I dozed fitfully and dreamed. Nightmared, really, about being strapped down in a shadow-blurred church by an angel in white, of my father’s hands holding me down for the knife. Of running, always running. Of suddenly stumbling into Derry—thinner, eyes dark-ringed and dull. His fingers jittered like he was shooing invisible insects. He gave me a hollow grin that didn’t strike me as handsome or charming anymore.
“You’ll be back soon, Z. You can’t quit me. You know that, right? The Zone is the only place you’ll ever call home.” With no transition, we were standing in Conde’s shop, and he was holding me, and I heard the whirr of the drone overhead, and then everything was burning. Derry was burning, his face peeling away to become a bloody skull. But he was still holding me, no matter how I screamed and fought to get free.
A cold sweat bathed me when I woke, like the Lower Eight had spectral fingers wrapped about my ankles and could tow me back down. But it was Nadim caught on Typhon’s hook. My head felt scrambled, like somebody had stirred my brain with a stick.
“Who is Derry?” Nadim asked.
Shit. My mental shields came up with a decisive, instinctive slam while I tried to figure out how to respond.
“In our time together, you’ve asked many things that I couldn’t answer . . . or didn’t want to. You’ve never refused to answer me before.” He sounded . . . puzzled. Not hurt.
“Why are you asking about Derry?”
“You were speaking to him.”
“Well, he was important to me. For a while.”
“Not anymore?” Nadim asked.
“No.” I’d let go of Derry for good when he sold out to Deluca; for old times’ sake, I’d saved his life, but that was all. Forgiveness wasn’t my strong suit in the first place, and he sure didn’t deserve any, after how he’d
played me.
“Ah.” That sounded . . . neutral.
I decided not to follow up. With a groan, I checked our status—still tethered and unable to flee. After a quick shower, I had some food and did a few rounds in the combat sim. My inability to impact our dilemma made me especially ferocious; I beat a new level of difficulty by dislocating my shoulder during a particularly brutal hold, and I was still sore from putting it back in place when I went looking for Beatriz.
Found her, under the console, again, trying without much luck to get it back online.
“We’re going to need full capabilities,” I said.
She squirmed out and stared up at me. “I know,” she said, and knocked what looked like an expensive laser soldering tool into the metal top of the console in frustration. “Convince Elder Typhon to turn the energy tap on. I can’t wire around a problem I can’t even reach! I don’t know how he’s done it, but the power just won’t flow. It’s in the cables, but there’s some kind of bio-interference that’s inhibiting it from reaching the human components.”
“But the air and lights are on.”
“Kitchen’s got full capability; so does the media room. I’ve checked. But this? No. I can’t understand how he’s done it. It’s like a Leviathan version of malware, sealing up a very specific function. I can’t slice it, and I can’t work around it. There’s nothing I can do.” Her voice faded, but her eyes went bright and distant.

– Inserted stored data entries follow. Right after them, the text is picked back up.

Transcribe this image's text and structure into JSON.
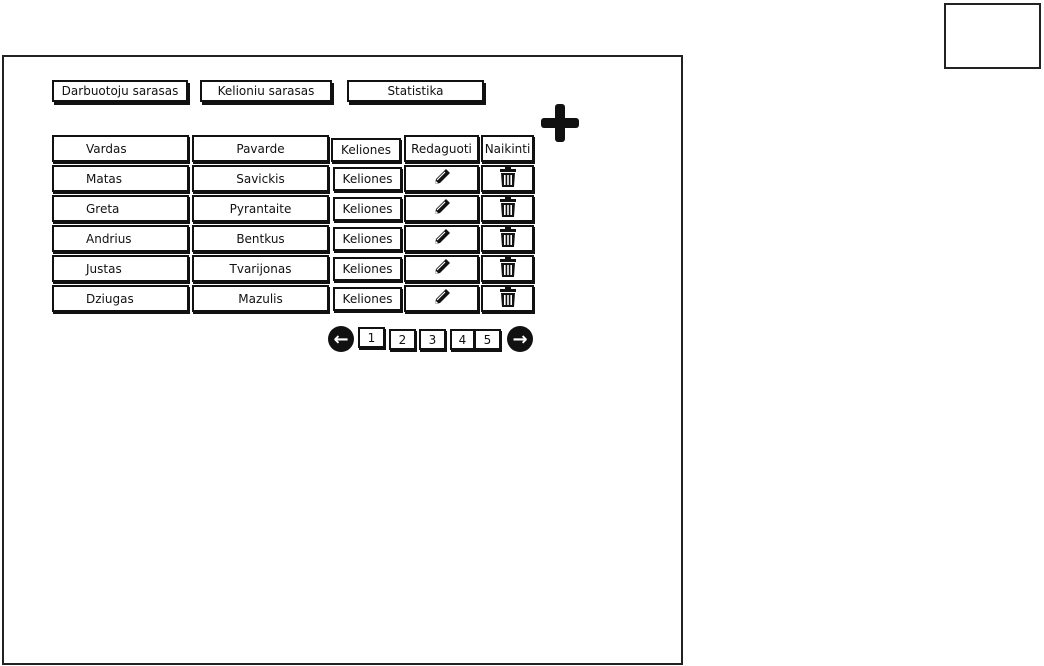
{
  "nav": [
    "Darbuotoju sarasas",
    "Kelioniu sarasas",
    "Statistika"
  ],
  "table": {
    "headers": [
      "Vardas",
      "Pavarde",
      "Keliones",
      "Redaguoti",
      "Naikinti"
    ],
    "rows": [
      {
        "vardas": "Matas",
        "pavarde": "Savickis",
        "keliones": "Keliones"
      },
      {
        "vardas": "Greta",
        "pavarde": "Pyrantaite",
        "keliones": "Keliones"
      },
      {
        "vardas": "Andrius",
        "pavarde": "Bentkus",
        "keliones": "Keliones"
      },
      {
        "vardas": "Justas",
        "pavarde": "Tvarijonas",
        "keliones": "Keliones"
      },
      {
        "vardas": "Dziugas",
        "pavarde": "Mazulis",
        "keliones": "Keliones"
      }
    ]
  },
  "pagination": {
    "pages": [
      "1",
      "2",
      "3",
      "4",
      "5"
    ],
    "current": "1"
  }
}
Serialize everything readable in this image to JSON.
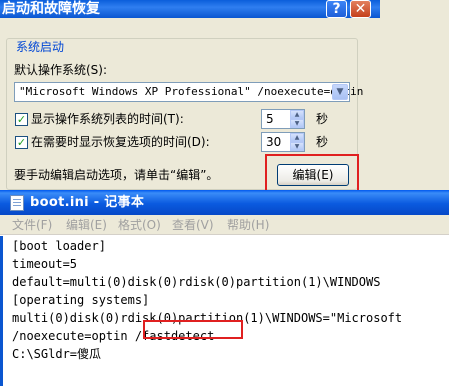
{
  "dialog": {
    "title": "启动和故障恢复",
    "help_glyph": "?",
    "close_glyph": "✕",
    "group_label": "系统启动",
    "default_os_label": "默认操作系统(S):",
    "default_os_value": "\"Microsoft Windows XP Professional\" /noexecute=optin",
    "show_list_label": "显示操作系统列表的时间(T):",
    "show_list_checked": true,
    "show_list_value": "5",
    "show_recovery_label": "在需要时显示恢复选项的时间(D):",
    "show_recovery_checked": true,
    "show_recovery_value": "30",
    "seconds_unit": "秒",
    "edit_hint": "要手动编辑启动选项，请单击“编辑”。",
    "edit_button_label": "编辑(E)"
  },
  "notepad": {
    "title": "boot.ini - 记事本",
    "menu": [
      "文件(F)",
      "编辑(E)",
      "格式(O)",
      "查看(V)",
      "帮助(H)"
    ],
    "lines": [
      "[boot loader]",
      "timeout=5",
      "default=multi(0)disk(0)rdisk(0)partition(1)\\WINDOWS",
      "[operating systems]",
      "multi(0)disk(0)rdisk(0)partition(1)\\WINDOWS=\"Microsoft",
      "/noexecute=optin /fastdetect",
      "C:\\SGldr=傻瓜"
    ]
  },
  "colors": {
    "xp_titlebar_blue": "#0A5ADF",
    "highlight_red": "#E02020",
    "group_label_blue": "#0046D5"
  }
}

I knew that look. Sometimes, if I talked to Bea about the problem, she talked herself right into an answer. So I waited, and she thought.

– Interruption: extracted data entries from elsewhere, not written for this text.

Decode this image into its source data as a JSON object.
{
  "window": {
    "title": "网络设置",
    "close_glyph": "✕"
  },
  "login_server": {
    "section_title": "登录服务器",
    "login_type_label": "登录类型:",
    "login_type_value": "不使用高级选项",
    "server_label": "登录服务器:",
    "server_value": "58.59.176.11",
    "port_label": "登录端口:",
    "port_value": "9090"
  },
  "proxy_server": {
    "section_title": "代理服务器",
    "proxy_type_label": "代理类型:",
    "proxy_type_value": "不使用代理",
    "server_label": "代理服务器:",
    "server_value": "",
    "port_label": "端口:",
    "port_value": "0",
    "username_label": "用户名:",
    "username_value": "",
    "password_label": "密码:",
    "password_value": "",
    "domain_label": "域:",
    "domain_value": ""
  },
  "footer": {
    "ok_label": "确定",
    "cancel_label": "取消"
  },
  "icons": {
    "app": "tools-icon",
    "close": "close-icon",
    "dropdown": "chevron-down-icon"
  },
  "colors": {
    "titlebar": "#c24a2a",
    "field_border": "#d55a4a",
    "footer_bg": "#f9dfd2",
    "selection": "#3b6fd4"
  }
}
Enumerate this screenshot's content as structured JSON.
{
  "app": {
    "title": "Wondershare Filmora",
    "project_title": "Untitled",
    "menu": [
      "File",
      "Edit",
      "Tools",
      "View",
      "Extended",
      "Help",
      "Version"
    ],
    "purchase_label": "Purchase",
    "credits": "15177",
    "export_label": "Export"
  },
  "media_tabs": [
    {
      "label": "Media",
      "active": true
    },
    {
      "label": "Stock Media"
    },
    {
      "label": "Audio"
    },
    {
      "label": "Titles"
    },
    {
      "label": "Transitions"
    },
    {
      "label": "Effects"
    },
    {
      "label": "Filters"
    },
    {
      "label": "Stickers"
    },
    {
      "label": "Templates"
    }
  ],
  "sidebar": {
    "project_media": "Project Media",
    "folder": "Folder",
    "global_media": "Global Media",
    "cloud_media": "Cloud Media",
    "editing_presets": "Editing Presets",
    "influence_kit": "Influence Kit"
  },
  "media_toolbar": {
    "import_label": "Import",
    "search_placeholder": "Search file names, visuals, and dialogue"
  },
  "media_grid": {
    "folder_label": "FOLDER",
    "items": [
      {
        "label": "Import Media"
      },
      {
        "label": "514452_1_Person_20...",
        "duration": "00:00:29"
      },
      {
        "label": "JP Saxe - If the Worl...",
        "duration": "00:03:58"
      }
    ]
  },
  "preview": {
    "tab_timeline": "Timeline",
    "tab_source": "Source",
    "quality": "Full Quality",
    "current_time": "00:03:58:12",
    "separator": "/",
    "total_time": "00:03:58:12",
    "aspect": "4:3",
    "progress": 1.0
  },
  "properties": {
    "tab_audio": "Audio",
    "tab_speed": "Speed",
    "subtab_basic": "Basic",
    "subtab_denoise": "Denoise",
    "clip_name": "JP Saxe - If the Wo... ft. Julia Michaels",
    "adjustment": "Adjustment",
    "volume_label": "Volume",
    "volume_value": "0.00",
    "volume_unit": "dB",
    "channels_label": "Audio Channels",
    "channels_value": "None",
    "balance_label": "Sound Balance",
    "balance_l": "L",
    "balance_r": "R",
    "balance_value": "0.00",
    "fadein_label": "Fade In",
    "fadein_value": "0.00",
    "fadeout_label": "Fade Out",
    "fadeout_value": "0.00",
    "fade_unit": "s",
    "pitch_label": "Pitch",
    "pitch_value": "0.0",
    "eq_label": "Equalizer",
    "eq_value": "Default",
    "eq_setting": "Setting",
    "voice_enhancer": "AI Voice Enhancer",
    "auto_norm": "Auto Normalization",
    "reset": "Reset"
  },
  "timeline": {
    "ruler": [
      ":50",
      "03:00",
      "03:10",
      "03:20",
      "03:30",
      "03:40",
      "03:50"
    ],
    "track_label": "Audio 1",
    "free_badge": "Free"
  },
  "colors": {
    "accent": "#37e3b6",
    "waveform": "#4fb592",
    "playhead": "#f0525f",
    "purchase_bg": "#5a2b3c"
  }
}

Then she smiled. It was a delighted yet purely evil sort of expression.
“What—”
She held a finger to her lips and pointed up, circling it around. I understood what she meant; it was possible—probable, even—that Typhon had his Honors listening in. She dropped the soldering gun back into a portable toolbox and took out another tool: a simple wrench. Under the console again, working fast, and I caught the component—the main input screen—as she loosened it. Bea twisted up and grabbed it and ran out of the room. I took the toolbox and dashed after her. No idea where she was going, but it still came as a surprise when I found her in the kitchen.